Par (auteur) Ashley Little
Catégories: Littérature générale, Littérature et ouvrages de fiction
Éditeur: Arsenal Pulp Press
Paperback : 9781551526607, 260 pages, Septembre 2016

La description

In this disarming cross-country odyssey set in the 1990s, an 11-year-old boy searches for his father.

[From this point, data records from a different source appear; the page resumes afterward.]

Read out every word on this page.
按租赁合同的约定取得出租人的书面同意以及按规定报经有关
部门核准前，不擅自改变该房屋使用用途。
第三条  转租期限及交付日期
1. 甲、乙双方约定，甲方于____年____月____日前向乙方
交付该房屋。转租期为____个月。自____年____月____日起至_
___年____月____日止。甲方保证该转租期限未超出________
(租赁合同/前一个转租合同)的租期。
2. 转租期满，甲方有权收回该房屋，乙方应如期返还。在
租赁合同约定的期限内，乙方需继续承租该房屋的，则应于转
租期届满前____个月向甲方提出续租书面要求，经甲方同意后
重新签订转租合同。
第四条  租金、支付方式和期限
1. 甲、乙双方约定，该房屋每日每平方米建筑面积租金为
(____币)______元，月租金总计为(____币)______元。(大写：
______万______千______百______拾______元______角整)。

Set in the early 1990s, Ashley Little’s follow-up to her award-winning novel Anatomy of a Girl Gang introduces readers to unforgettable 11 year-old Tucker Malone―the only child of a narcoleptic touring stripper―who believes his father is Sam Malone from Cheers. When his mother is left comatose in a car accident, a series of events leads Tucker to embark on a journey across America to find his father. Told in spare, straightforward prose, Niagara Motel is a biting chronicle during the rise of mass media in the decade that defined the MTV Generation, and the bittersweet story of a young boy forced to learn brutal lessons on his way to becoming a man.

Récompenses

  • Short-listed, Ethel Wilson Ficton Prize 2017

Reviews

A dark, fearless portrait of an adolescence lived in less than ideal circumstances. Told with a balanced touch of humour and tragedy, Niagara Motel is as heartbreaking as it is hilarious. -Michael Christie, author of If I Fall, If I Die

- Michael Christie

Part Huck Finn, part Natural Born Killers, Niagara Motel re-animates fin de siecle North America in all its surreal, gaudy wonder. Through the force of Tucker's voice -- preternaturally trusting, quasi-beatific -- we enter a liminal world of celebrity criminals, tourist attractions, and social anomie at once familiar and strange, at once the recent past and an allegory for the adolescent years of this century. Ashley Little can make you believe everything. -Matt Rader, author of Desecrations

- Matt Rader

Sharp, sly, and full of feeling. Catcher in the Rye crashes into the 1990s. A voice and a story you won't be able to shake. -Alix Hawley, author of All True Not a Lie in It

- Alix Hawley

Tucker's a charmer from the get-go -- funny and wise and knowing and clueless -- the best companion you could have on this road trip across the early 90s, where the real and the outlandish blur and commingle. Like summer blacktop, like a desert mirage, Niagara Motel shimmers. -Anne Fleming, author of Gay Dwarves of America

- Anne Fleming

Tucker's the heart of this improbable series of events. An innocent in a tough and corrupt world, his generous narration -- the voice, the sense-making, the insight -- is the great drawing card of Little's novel. He's plucky and determined and, despite circumstances, refreshingly unmarred.